Two-for-One Burger King Offer Packs a Wallop

BALTIMORE (CN) — In a whopper of a federal class action against Burger King, a patron says the chain padded its margins for a buy-one-get-one offer on its breakfast Croissan’wich.

Koleta Anderson, of Upper Marlboro, Maryland, brought her consumer-deception charge on May 2, saying she has been comparing Croissan’wich prices with and without coupons since March.

“The terms of Burger King’s buy-one-get-one-free deal are well known to American consumers: buy one product at its standard price, and receive a second for free,” the 35-page complaint. “But Burger King’s BOGO promotion works a little differently.”

At three different Burger King locations in Maryland, the District of Columbia and Virginia, Anderson says she presented BOGO Croissan’wich coupons, paid the charge, and then returned to the counter to order a single sandwich without the coupon.

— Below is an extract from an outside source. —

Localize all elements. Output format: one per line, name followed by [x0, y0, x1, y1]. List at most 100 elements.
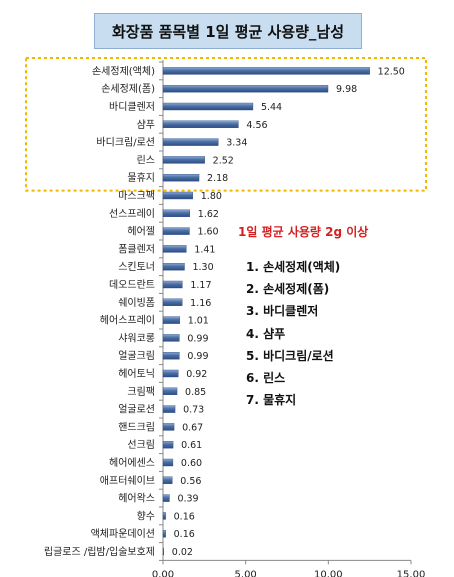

As documented by the receipts included in the 35-page complaint, Burger King charged Anderson a different amount every time, both for BOGO sandwiches and single orders.

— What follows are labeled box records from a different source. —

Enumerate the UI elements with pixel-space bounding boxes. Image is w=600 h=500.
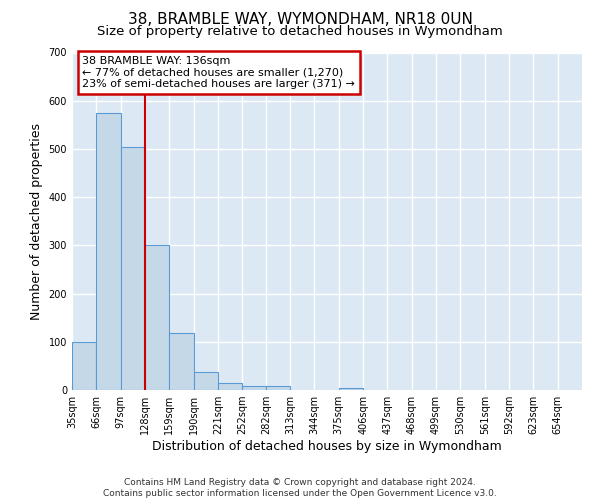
Text: 38 BRAMBLE WAY: 136sqm
← 77% of detached houses are smaller (1,270)
23% of semi-: 38 BRAMBLE WAY: 136sqm ← 77% of detached… [82, 56, 355, 89]
Bar [72, 342, 97, 390]
Bar [145, 246, 169, 390]
Y-axis label: Number of detached properties: Number of detached properties [30, 122, 43, 320]
Bar [266, 386, 290, 390]
Bar [218, 383, 242, 390]
Bar [339, 388, 363, 390]
Text: Size of property relative to detached houses in Wymondham: Size of property relative to detached ho… [97, 25, 503, 38]
Bar [194, 372, 218, 390]
X-axis label: Distribution of detached houses by size in Wymondham: Distribution of detached houses by size … [152, 440, 502, 453]
Text: Contains HM Land Registry data © Crown copyright and database right 2024.
Contai: Contains HM Land Registry data © Crown c… [103, 478, 497, 498]
Text: 38, BRAMBLE WAY, WYMONDHAM, NR18 0UN: 38, BRAMBLE WAY, WYMONDHAM, NR18 0UN [128, 12, 472, 28]
Bar [169, 333, 194, 390]
Bar [121, 146, 145, 390]
Bar [97, 113, 121, 390]
Bar [242, 386, 266, 390]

Anderson saw the biggest discrepancy at a location on D.C.’s Connecticut Avenue, where a single sausage, egg and cheese on a croissant costs just a dollar, but is $4.19 when ordered with a two-for-one coupon.

In Alexandria, Anderson says she paid $2.99 before tax for the BOGO Croissan’wich, and just $1.79 for a single sausage croissant.

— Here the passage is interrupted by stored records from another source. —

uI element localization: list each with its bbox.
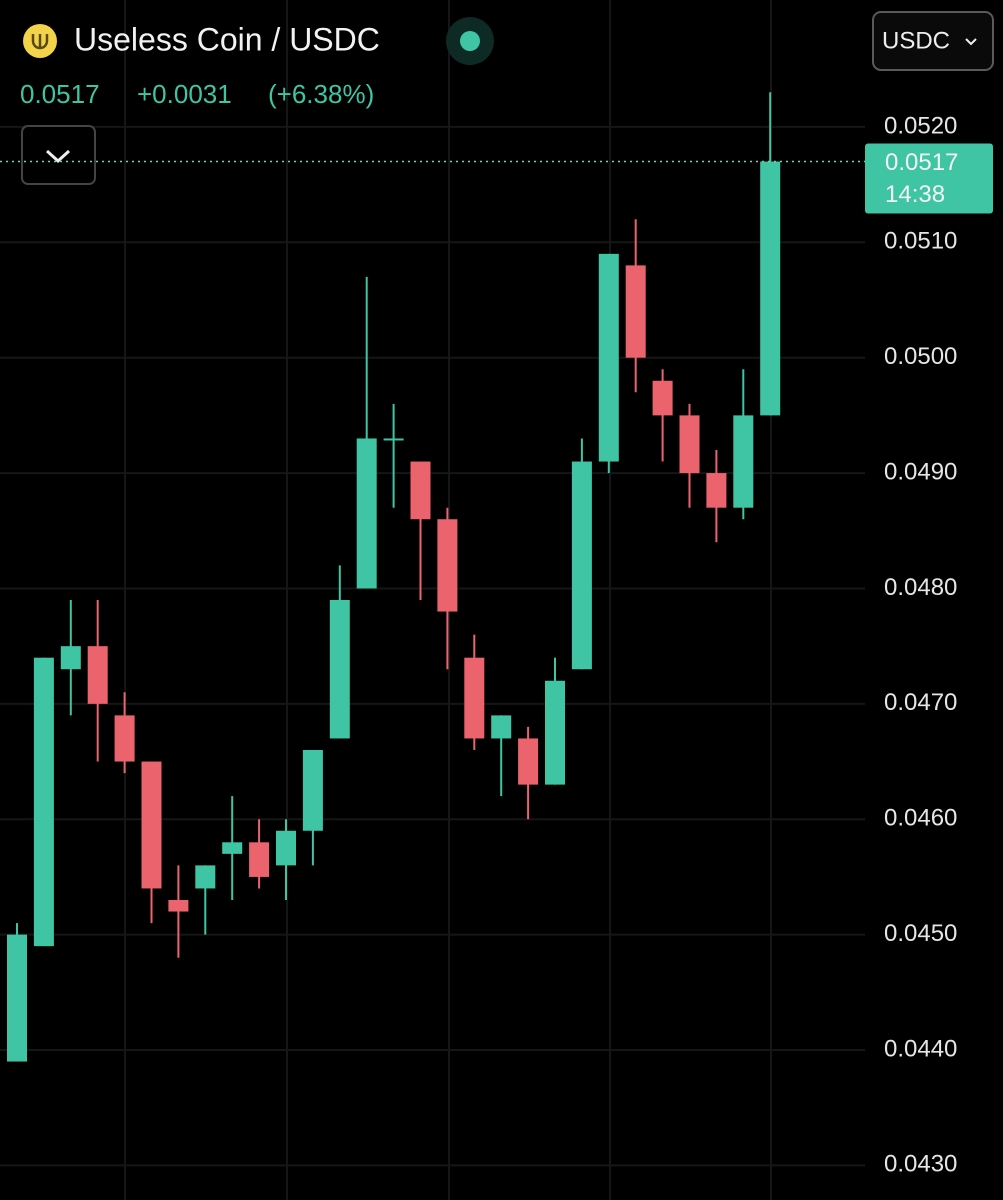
live-indicator — [460, 31, 480, 51]
candle-body — [571, 461, 592, 670]
y-tick-label: 0.0500 — [884, 343, 957, 370]
candle-body — [464, 657, 485, 739]
candle-body — [652, 380, 673, 416]
candle-body — [60, 646, 81, 670]
candle-body — [195, 865, 216, 889]
y-tick-label: 0.0490 — [884, 458, 957, 485]
candle-body — [625, 265, 646, 358]
y-tick-label: 0.0480 — [884, 574, 957, 601]
y-tick-label: 0.0460 — [884, 805, 957, 832]
candle-body — [7, 934, 27, 1062]
price-tag-countdown: 14:38 — [885, 181, 945, 208]
candle-body — [249, 842, 270, 877]
price-change-pct: (+6.38%) — [268, 79, 374, 109]
candle-body — [437, 519, 458, 612]
y-tick-label: 0.0450 — [884, 920, 957, 947]
candle-body — [222, 842, 243, 854]
y-tick-label: 0.0510 — [884, 228, 957, 255]
candle-body — [545, 680, 565, 785]
candle-body — [356, 438, 377, 589]
coin-glyph — [31, 34, 49, 50]
candle-body — [760, 161, 781, 416]
y-tick-label: 0.0470 — [884, 689, 957, 716]
candle-body — [168, 900, 189, 912]
candle-body — [87, 646, 108, 704]
candle-body — [598, 253, 619, 462]
collapse-button[interactable] — [21, 125, 96, 185]
candle-body — [114, 715, 135, 762]
price-tag-label: 0.0517 — [885, 149, 958, 176]
candle-body — [302, 750, 323, 831]
candle-body — [141, 761, 162, 889]
candle-body — [733, 415, 754, 508]
quote-selector-label: USDC — [882, 27, 950, 54]
candle-body — [276, 830, 296, 866]
header: Useless Coin / USDC 0.0517 +0.0031 (+6.3… — [20, 11, 994, 185]
pair-title: Useless Coin / USDC — [74, 21, 380, 57]
candle-body — [679, 415, 700, 474]
quote-selector[interactable] — [872, 11, 994, 71]
candle-body — [329, 600, 350, 739]
collapse-chevron — [45, 149, 71, 164]
last-price: 0.0517 — [20, 79, 100, 109]
plot — [7, 92, 781, 1062]
candle-body — [518, 738, 539, 785]
candle-body — [383, 438, 404, 441]
candle-body — [33, 657, 54, 947]
price-tag — [865, 143, 993, 214]
price-change: +0.0031 — [137, 79, 232, 109]
candle-body — [491, 715, 512, 739]
y-tick-label: 0.0430 — [884, 1151, 957, 1178]
candle-body — [706, 473, 727, 508]
quote-selector-chevron — [965, 38, 977, 46]
y-tick-label: 0.0520 — [884, 112, 957, 139]
candle-body — [410, 461, 431, 520]
y-tick-label: 0.0440 — [884, 1035, 957, 1062]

Anderson’s attorney even dispatched an investigator to see what Burger King was up to in Lantana, Florida. The complaint says the Burger King there charged $3.45 before tax for the BOGO offer, and $2.29 for a single Croissan’wich order.

“Burger King’s nationwide BOGO scheme is deceptive to reasonable consumers who expect that, when using a BOGO coupon at any retail store or restaurant, absent any exclusions or other terms and conditions, they will pay the same regular price for two identical Croissan’wiches as they would pay to purchase a single Croissan’wich,” the complaint states.

Founded in 1954, Miami-based Burger King is the world’s second-largest fast-food hamburger chain, serving more than 11 million consumers every day.

In 2010, private-equity firm 3G Capital of Brazil acquired a majority stake of Burger King for $3.26 billion. The complaint notes that 3G later merged Burger King “with the Canadian-based doughnut chain Tim Hortons, under the auspices of a new Canadian-based parent company named Restaurant Brands International.”

Burger King did not return a request for comment.

The class seeks more than $5 million in damages. It is represented by WilliamSinclair of the Baltimore firm Silverman Thompson Slutkin & White. Named partner Steven Silverman declined to comment on the suit.